Question 4 - Is my model biased?
This task involved checking the Jarque-Bera Statistic is NOT statistically significant.  The residuals (over/under predictions) from a properly specified model will reflect random noise. Random noise has a random spatial pattern (no clustering of over/under predictions). It also has a normal histogram if you plotted the residuals. The Jarque-Bera check measures whether or not the residuals from a regression model are normally distributed (think Bell Curve). This is the one test you do NOT want to be statistically significant! When it IS statistically significant, your model is biased. This often means you are missing one or more key explanatory variables.

Question 5 - Have I found all the key explanatory variables?
This task involved checking the standard map output of running the OLS tool.  It's a map of the regression residuals representing model over and underpredictions.  Red areas indicate that actual observed values are higher than the values predicted by the model.  Blue areas show where actual values are lower than the model predicted.   Statistically significant spatial autocorrelation in your model residuals indicates that you are missing one or more key explanatory variables.

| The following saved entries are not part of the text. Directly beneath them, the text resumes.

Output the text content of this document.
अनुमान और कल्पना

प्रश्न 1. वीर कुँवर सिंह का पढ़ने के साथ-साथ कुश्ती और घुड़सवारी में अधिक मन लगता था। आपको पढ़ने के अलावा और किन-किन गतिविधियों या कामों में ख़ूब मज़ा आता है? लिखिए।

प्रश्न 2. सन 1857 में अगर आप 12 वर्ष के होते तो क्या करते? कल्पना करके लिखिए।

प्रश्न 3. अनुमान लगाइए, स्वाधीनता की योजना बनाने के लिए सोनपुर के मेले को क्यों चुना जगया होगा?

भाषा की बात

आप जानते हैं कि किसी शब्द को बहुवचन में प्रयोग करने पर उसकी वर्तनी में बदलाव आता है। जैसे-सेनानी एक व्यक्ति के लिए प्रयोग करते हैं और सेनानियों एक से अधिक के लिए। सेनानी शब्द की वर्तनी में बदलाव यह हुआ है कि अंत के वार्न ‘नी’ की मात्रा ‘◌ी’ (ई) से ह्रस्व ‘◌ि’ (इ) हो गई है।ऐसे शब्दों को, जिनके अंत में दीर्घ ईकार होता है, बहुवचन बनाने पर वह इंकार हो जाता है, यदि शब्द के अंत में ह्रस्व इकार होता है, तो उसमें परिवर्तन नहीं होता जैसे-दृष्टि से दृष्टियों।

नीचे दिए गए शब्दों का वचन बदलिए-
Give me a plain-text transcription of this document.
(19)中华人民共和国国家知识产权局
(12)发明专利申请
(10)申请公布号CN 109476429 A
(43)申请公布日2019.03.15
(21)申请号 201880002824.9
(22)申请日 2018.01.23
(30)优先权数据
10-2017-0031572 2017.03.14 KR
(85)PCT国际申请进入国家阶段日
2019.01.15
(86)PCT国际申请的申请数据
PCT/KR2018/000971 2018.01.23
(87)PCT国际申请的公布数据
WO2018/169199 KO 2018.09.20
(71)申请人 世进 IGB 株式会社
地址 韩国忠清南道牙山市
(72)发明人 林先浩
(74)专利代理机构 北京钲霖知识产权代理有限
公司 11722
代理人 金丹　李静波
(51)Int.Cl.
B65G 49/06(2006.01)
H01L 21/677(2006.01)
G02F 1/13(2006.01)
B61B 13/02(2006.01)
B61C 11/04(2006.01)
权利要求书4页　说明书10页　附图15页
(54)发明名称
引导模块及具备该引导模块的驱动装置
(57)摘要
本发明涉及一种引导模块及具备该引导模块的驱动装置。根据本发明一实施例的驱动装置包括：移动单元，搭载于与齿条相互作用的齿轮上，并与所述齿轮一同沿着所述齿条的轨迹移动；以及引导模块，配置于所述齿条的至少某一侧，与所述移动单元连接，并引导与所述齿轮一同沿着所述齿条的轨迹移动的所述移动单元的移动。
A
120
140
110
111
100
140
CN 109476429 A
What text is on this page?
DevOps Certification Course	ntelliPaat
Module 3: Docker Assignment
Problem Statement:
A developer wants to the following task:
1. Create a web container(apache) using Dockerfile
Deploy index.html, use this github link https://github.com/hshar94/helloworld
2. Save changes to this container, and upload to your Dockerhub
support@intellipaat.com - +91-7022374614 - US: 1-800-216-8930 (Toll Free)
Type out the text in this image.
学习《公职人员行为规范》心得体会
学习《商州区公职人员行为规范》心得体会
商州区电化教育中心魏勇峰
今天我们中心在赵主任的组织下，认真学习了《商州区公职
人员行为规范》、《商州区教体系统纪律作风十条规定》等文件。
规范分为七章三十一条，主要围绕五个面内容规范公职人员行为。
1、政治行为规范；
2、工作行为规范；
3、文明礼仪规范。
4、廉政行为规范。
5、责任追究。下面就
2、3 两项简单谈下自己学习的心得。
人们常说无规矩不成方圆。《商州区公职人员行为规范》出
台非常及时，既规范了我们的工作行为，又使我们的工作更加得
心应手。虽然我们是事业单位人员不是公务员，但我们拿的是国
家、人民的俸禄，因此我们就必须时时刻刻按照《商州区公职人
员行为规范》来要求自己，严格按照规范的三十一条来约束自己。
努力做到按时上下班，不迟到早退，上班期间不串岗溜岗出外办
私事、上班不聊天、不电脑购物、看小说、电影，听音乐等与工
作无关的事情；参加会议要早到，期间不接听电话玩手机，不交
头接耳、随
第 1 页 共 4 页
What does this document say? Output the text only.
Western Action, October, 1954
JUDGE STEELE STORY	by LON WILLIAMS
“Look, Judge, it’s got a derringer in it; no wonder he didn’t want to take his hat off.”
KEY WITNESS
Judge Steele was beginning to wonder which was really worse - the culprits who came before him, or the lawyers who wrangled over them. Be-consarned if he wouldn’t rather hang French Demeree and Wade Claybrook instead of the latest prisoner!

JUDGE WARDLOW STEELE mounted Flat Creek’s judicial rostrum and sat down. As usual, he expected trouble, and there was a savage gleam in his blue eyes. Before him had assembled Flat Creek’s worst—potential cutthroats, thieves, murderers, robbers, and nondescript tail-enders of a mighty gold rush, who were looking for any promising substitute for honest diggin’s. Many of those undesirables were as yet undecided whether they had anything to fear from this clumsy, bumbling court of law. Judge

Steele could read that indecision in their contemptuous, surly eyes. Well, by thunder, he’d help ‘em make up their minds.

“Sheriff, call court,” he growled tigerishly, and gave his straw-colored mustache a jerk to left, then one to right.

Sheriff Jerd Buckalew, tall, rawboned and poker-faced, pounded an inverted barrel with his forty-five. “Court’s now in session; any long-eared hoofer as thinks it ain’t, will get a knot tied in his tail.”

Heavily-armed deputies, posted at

Question 6 - How well am I explaining my dependent variable?
This task involved checking model performance by using the adjusted R squared value as an indicator of how much variation in your dependent variable has been explained by the model.  the adjusted R squared value ranges from 0 to 1.0 and higher values are a positive indicator of performance.  I watched this value increase from -6.019018 at the beginning to a value of 0.367174 at the end.
The AIC value can also be used to measure model performance. When considering AIC values, the lower the value is a gauge for a better performing model.

Each time I would remove or re-add a variable I would reiterate through the six checks above to determine if the model got better.  This is where lots of patience is required!  ArcMap Help has an "Interpreting OLS results" page that was very helpful.

Additional Consideration - Use GWR to improve the model
When the Koeker test is statistically significant, as it is in my model, it indicates relationships between some or all of your explanatory variables and your dependent variable are non-stationary. This means, for example, that the population variable might be an important predictor of  Meth Lab Density in some locations of your study, but perhaps a weak predictor in other locations. Whenever the Koenker test is statistically significant, it indicates you will likely improve model results by using another statistical method called Geographically Weighted Regression (GWR).
The good news is that once you’ve found your key explanatory variables using OLS, running GWR is actually pretty easy. In most cases, GWR will use the same dependent and explanatory variables you used in running the OLS tool.

What's the Conclusion?

In statistic, standardized residuals (SRs) is the method of normalizing the dataset.  A standardized residual (SR) is a ratio: The difference between the observed Meth Lab Density (MLD) and the expected MLD.  Below is the SR equation to help visualize and explain its definition.  
[ SR = (observed MLD - expected MLD) / √ expected MLD] 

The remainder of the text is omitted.